Выбрать главу

Протокол снова считается со мной. С чего бы? Дела внутри страны? XXIV съезд, не оправдавший надежд господ Береи? То, что, как говорят, заявление Питера Оуэна (о романе) передала и «Свободная Европа»? То, что Янош Петер (Тогда министр иностранных дел ВНР.) в Копенгагене узнал, что я тот писатель, о котором — даже без договора о культурном обмене — часто говорят по радио? На прием не пойду. Я устал, да и охоты нет.

24 мая 1971 г.

Если А<цел> всё еще будет требовать купюр в «Лицом к лицу», напишу экстра-новеллу под названием Ad usum delphin (Для использования дофином (лат.), учебная библиотека текстов греческой и латинской классики с исключением «нескромных» мест, предназначенная для сына Людовика XIV Людовика Великого Дофина.)..

3 июня 1971 г.

Подготовка к интервью

Йошка Сабо написал, что, вместе с еще одним человеком, хочет сделать на магнитофон интервью.

Итак, 1. Если хорошо присмотреться к моим рассказам, то все они, вместе с романами и стихами, — один роман. Его дискон-тиниумы обеспечивают динамичный континиум (Прерывность — непрерывность.) — осциллируют(Пульсируют.). Всё это я, конечно, не решил заранее — я дал этому название сейчас. Признаюсь, я работал не как ученый. Поэтому случается, что часто не я веду свои персонажи, а мои персонажи водят моим пером. Однако ценность достоверности тому, что делают или говорят мои персонажи, придает форма. <_> А в других случаях я заранее и точно знаю, где кончится история. Единое творчество, но не единая писательская «система». Вот почему трудно писать и еще труднее, чем писать, «высказываться».

2. Писатель не герой повествования, и лучше, если мы не будем искать, как он присутствует в рассказе. Но он присутствует всегда тем, что, как, зачем он сообщает читателю.

3. Сообщение, коммуникация — общая характерная особенность всех искусств. Сообщение может быть простой передачей опыта. Но важнее вытекающие из этого вопросы, постановка под вопрос. Задает вопрос так, что показывает: в этом отличие от науки.

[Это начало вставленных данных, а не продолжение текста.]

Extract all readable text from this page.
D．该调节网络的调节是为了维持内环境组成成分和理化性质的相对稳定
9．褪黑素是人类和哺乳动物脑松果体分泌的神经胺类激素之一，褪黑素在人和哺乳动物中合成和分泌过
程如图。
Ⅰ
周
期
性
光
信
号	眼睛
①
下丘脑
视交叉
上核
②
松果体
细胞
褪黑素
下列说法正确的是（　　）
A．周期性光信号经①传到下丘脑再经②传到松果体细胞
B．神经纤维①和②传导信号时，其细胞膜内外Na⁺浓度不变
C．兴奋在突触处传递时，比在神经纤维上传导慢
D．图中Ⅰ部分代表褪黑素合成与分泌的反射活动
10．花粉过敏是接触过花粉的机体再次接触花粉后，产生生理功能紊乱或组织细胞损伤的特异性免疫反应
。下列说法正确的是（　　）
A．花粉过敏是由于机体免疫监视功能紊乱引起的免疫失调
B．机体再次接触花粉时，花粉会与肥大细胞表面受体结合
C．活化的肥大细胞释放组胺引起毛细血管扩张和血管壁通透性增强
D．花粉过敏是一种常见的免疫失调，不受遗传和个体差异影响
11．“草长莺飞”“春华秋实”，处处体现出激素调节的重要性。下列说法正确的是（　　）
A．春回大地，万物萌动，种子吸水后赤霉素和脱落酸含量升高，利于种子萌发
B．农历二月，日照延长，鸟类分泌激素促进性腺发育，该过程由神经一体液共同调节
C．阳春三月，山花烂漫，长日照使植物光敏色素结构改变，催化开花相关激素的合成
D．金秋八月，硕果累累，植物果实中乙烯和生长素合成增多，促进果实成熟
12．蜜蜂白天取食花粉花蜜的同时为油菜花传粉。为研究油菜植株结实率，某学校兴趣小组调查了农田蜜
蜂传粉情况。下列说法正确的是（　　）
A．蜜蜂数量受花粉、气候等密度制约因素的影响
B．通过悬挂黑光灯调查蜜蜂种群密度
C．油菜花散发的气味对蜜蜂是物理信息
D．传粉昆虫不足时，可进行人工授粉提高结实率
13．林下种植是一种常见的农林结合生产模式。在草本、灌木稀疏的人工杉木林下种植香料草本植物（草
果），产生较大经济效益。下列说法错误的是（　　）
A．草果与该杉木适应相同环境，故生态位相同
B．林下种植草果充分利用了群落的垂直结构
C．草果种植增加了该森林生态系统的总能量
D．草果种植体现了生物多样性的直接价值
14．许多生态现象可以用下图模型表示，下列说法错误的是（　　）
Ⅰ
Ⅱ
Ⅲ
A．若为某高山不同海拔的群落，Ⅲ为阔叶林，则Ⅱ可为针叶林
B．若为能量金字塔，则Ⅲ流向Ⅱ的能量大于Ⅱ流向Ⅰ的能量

4. Мои произведения каким-то образом полностью взаимосвязаны. То, что я сейчас хотел бы написать, фарс, нечто вроде сатиры. То, что раньше представляли в конце трагедий. <_>

5. Я стремлюсь к наибольшей простоте по отношению к комплексности. В математике, я думаю, это называется элегантным доказательством.

6. Я стремлюсь к точности. Поэтому я не начинаю предложение со строчной буквы, ставлю точку, двоеточие, точку с запятой и т. д. Более того, я хотел бы ввести перевернутый вопросительный знак в начале предложения: 6 — как испанцы. То, что могу сделать для облегчения понимания, я делаю.

7. В то же время я признаю правомерность писательского метода, когда кто-то пишет труднопонимаемое так, что трудно понять. Но сложно писать белиберду — это шарлатанство.

Труднопонимаемое тоже меняется. Сегодня мы даже представить себе не можем, что именно было так трудно понять (в начале века) в поэзии Ади.

8. Есть писатели, которые свысока относятся к историям. Они считают, что это не литература. Я никогда не хотел писать новеллы, где не было бы истории, не гнался за модой. А теперь истории опять в моде.

9. «Обвинение» венгерской литературы, что она не создала эпопей. Это неправда. Однако даже если бы это и было правдой: разве Дюрер или Рембрандт и немецкая и голландская живопись меньше оттого, что они не создавали фресок.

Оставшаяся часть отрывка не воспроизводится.